In their report titled Long-Term Care Systemic Failings: Two Decades of Staffing and Funding Recommendations (June, 2020), the RNAO comprehensively highlights innumerous reports provided to the Ontario government by health policy researchers and advocates over the years highlighting the impending crises - a timeline which clearly outlines how Ontario’s healthcare workforce has been steadily eroded through chronic underfunding, understaffing, and decades of diminished capacity. Reports that unfortunately fell on deaf ears with catastrophic consequence. Rosa Saba of the Canadian Press reported that according to the most recent analysis of the labour force survey data by the Canadian Centre for Policy Alternatives (CCPA) in April of 2022, “retirements in health care in a year almost doubled, with 19,000 excess retirements compared with a year earlier” (The Canadian Press: Wave of retirement hits Canadian workforce as healthcare, education lose workers, September 30th 2022).
For many healthcare workers in Ontario and across the globe, COVID-19 added an additional layer of stress to an already taxing work environment. “While statistics regarding the rates at which HCW’s contracted COVID-19 compared to the general public provides proof of their vulnerability to infection, the numbers do not reveal the emotional toll or personal hardships that result from working a high risk setting”. (Brophy et al 2021). The stress and underlying emotional impact of treating patients during a pandemic, the effort-reward imbalance propagated through Bill 124, in addition to fear of contracting the virus, isolation from family and friends, and an overall sense of unpredictability and appropriately earned distrust towards the Ontario Government all continue to weigh heavily on Ontario's healthcare workers.

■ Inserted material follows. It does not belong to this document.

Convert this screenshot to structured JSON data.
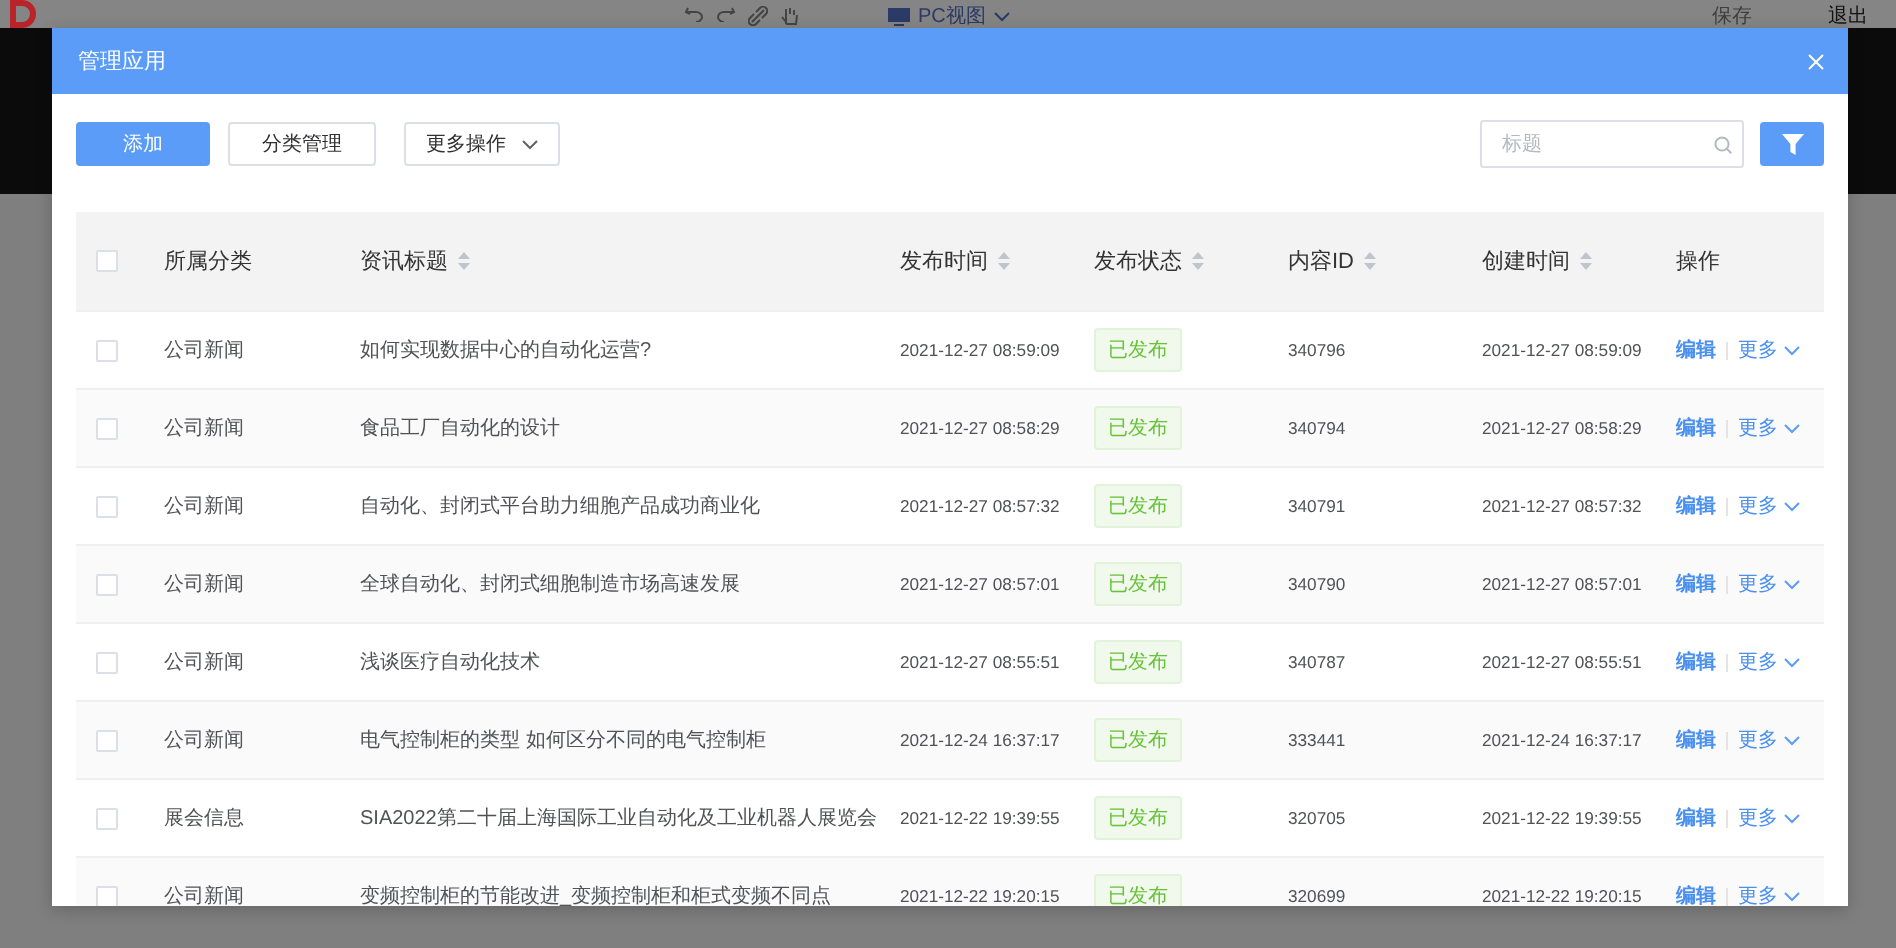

Applying the Health Equity Framework to evaluate the current occupational health crisis in Ontario's health workforce calls urgent attention to the need to dig deeper in order to address the complex and interrelated factors that have influenced health inequities for the health community. Specifically the grossly inadequate provincial response to the COVID-19 pandemic, compounded by years of systemic deprioritization, and the chronic exploitation of a female dominated "caring" profession. A deplorable affront that continues to this day, and has brought Ontario’s Healthcare Workforce to the verge of collapse.